Saturday, February 16, 2013

Not Paradise Lost, But Paradise Unrecognized

   I was reading this morning in Genesis about Eve--how she came to be, her life within the Garden of Eden, and at last her downfall.  I couldn't help but wonder why would someone who is given everything beautiful, new and pure in a virtual paradise risk their happiness for the unknown?

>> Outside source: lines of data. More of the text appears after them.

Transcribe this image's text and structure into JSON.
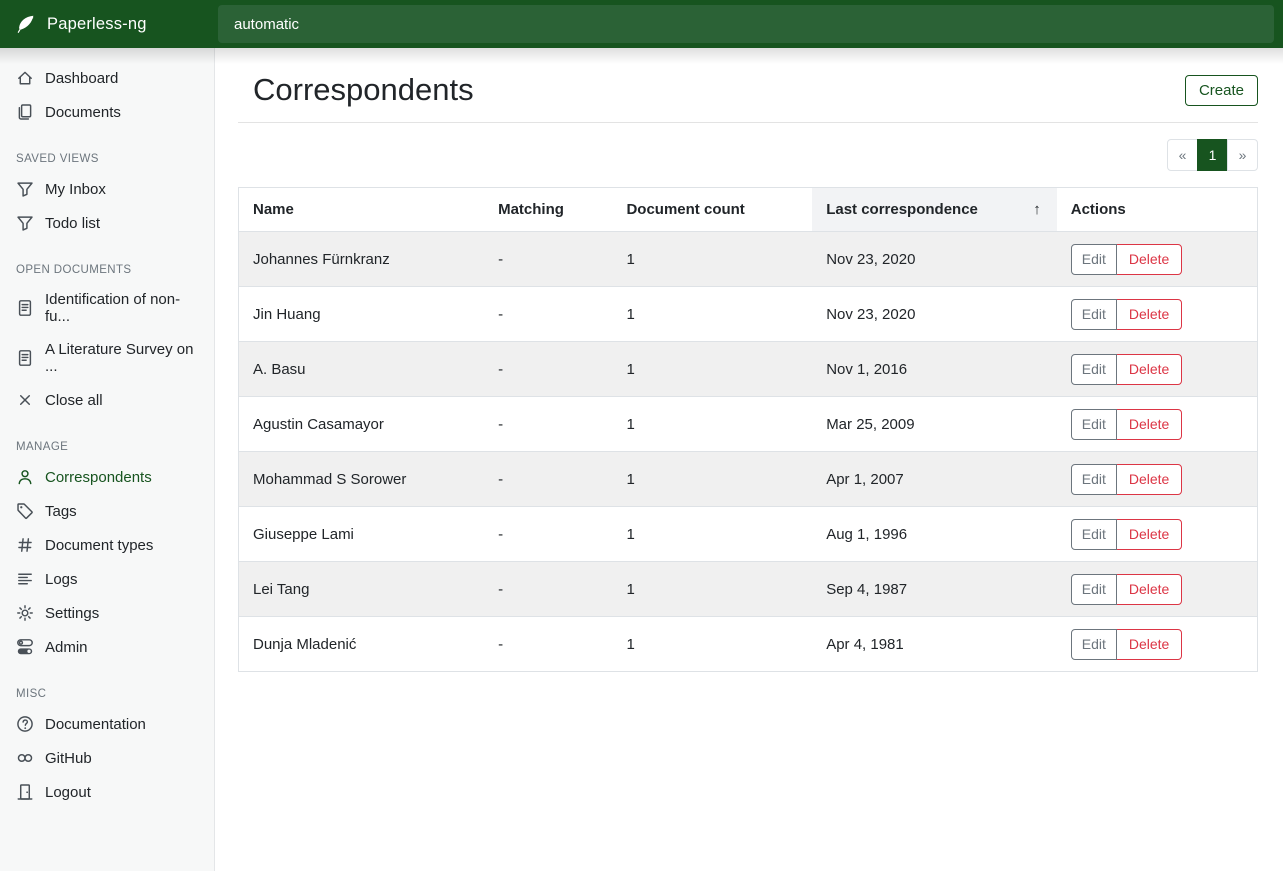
{
  "app": {
    "brand": "Paperless-ng",
    "search_value": "automatic"
  },
  "sidebar": {
    "sections": [
      {
        "title": "",
        "items": [
          {
            "label": "Dashboard",
            "icon": "house"
          },
          {
            "label": "Documents",
            "icon": "files"
          }
        ]
      },
      {
        "title": "SAVED VIEWS",
        "items": [
          {
            "label": "My Inbox",
            "icon": "funnel"
          },
          {
            "label": "Todo list",
            "icon": "funnel"
          }
        ]
      },
      {
        "title": "OPEN DOCUMENTS",
        "items": [
          {
            "label": "Identification of non-fu...",
            "icon": "file-text"
          },
          {
            "label": "A Literature Survey on ...",
            "icon": "file-text"
          },
          {
            "label": "Close all",
            "icon": "x"
          }
        ]
      },
      {
        "title": "MANAGE",
        "items": [
          {
            "label": "Correspondents",
            "icon": "person",
            "active": true
          },
          {
            "label": "Tags",
            "icon": "tag"
          },
          {
            "label": "Document types",
            "icon": "hash"
          },
          {
            "label": "Logs",
            "icon": "text-left"
          },
          {
            "label": "Settings",
            "icon": "gear"
          },
          {
            "label": "Admin",
            "icon": "toggles"
          }
        ]
      },
      {
        "title": "MISC",
        "items": [
          {
            "label": "Documentation",
            "icon": "question-circle"
          },
          {
            "label": "GitHub",
            "icon": "link"
          },
          {
            "label": "Logout",
            "icon": "door"
          }
        ]
      }
    ]
  },
  "page": {
    "title": "Correspondents",
    "create_label": "Create"
  },
  "pagination": {
    "prev": "«",
    "current": "1",
    "next": "»"
  },
  "table": {
    "headers": {
      "name": "Name",
      "matching": "Matching",
      "count": "Document count",
      "last": "Last correspondence",
      "actions": "Actions",
      "sort_icon": "↑",
      "sorted_column": "Last correspondence",
      "sort_direction": "ascending"
    },
    "actions": {
      "edit": "Edit",
      "delete": "Delete"
    },
    "rows": [
      {
        "name": "Johannes Fürnkranz",
        "matching": "-",
        "count": "1",
        "last": "Nov 23, 2020"
      },
      {
        "name": "Jin Huang",
        "matching": "-",
        "count": "1",
        "last": "Nov 23, 2020"
      },
      {
        "name": "A. Basu",
        "matching": "-",
        "count": "1",
        "last": "Nov 1, 2016"
      },
      {
        "name": "Agustin Casamayor",
        "matching": "-",
        "count": "1",
        "last": "Mar 25, 2009"
      },
      {
        "name": "Mohammad S Sorower",
        "matching": "-",
        "count": "1",
        "last": "Apr 1, 2007"
      },
      {
        "name": "Giuseppe Lami",
        "matching": "-",
        "count": "1",
        "last": "Aug 1, 1996"
      },
      {
        "name": "Lei Tang",
        "matching": "-",
        "count": "1",
        "last": "Sep 4, 1987"
      },
      {
        "name": "Dunja Mladenić",
        "matching": "-",
        "count": "1",
        "last": "Apr 4, 1981"
      }
    ]
  },
  "colors": {
    "brand_green": "#17541f",
    "search_field_green": "#2b6236",
    "danger_red": "#dc3545",
    "secondary_gray": "#6c757d",
    "stripe_gray": "#f0f0f0"
  }
}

Imagine it...a beautiful warm and green and lush place that is filled with every kind of tantalizing fruits, the animals and birds fearless and friendly, and the pristine environment surrounding you with a quiet peace.  And to live in this Paradise, all you have to do is not eat from one little tree.  One tree, out of every tree in the garden.  One type of fruit that was forbidden.  How could Eve let herself be manipulated into giving everything up for something she wasn't even sure would be worth it?   
   I shook my head as I read about Eve, and I did the usual tsk-tsking.  But as I thought back to my past, I realized that I was very much like Eve.  When I was a child I felt that so much excitement and wonder awaited me--as soon as I grew up.  Everything would be better when I could do all the things that grown ups do.  Don't get me wrong, there are so many wonderful things that I enjoy doing that only grown ups should do, but I missed so many things by not living in the moment.  Maybe my memory has put a golden haze on my past, as my childhood did have it's hurts and humiliations, but the older I get, the more cherished my memories become.  I grew up with two wonderful brothers, a cousin who was like a sister, and a beautiful farm where we raised cattle, chickens, and hogs.  I had favorite pets who were more like close friends, and I didn't need constant television, games, or movies to entertain me.  I had an amazing imagination.  I know that I was blessed, and my cup was filled to the brim and continued to flow with all the good things in life.  However, I wanted what I didn't know, what I didn't have any experience with.  I felt like I was missing out on something...I was always eager to do what was the next big thing.
   Eve saw her chance for the next big thing--she would be like God in the sense that she would know the difference between right and wrong.  It is highly possible that she didn't realize the ramifications of such a knowledge, but she knew that she wanted to be like God.  God who knew everything, who created such an awe-inspiring paradise.  Eve's mistake, like mine, was that she didn't focus on the gift of the here and now...what was unknown was much more enticing.  Like Eve, I had a taste of paradise...I enjoyed growing up with the freedom to live, love others freely, and enjoy the beauty of my surroundings, and I continued to look to the beyond.  I missed the point of life as a growing child.  The beauty in life was realized in an afterthought, not the focus of the present.  I only hope that I can impress upon my daughter, that today is the focus, the present is paradise.  Looking ahead has its value, but it shouldn't remain at the obsessive forefront.  I want her to be in the moment, to revel in the here and now, not years from now when bills, illness, heartbreak, and loss of close ones prevail in adult life.  The innocence of childhood should be held closely to our hearts, and valued as treasure.  That is the paradise we should be content to live within.

1 comment:

  1. Well written Sis. This is so true. I have to say, when we were kids and whenever I got to visit you, we definitely lived in the moment. My most cherished memories are when we came to the farm. You are an amazing Mother to Snowdy, and she possesses your creativity and imagination so much. I know that you are, but be so proud of her. She's one amazing little girl with such a big heart. I love you Sis.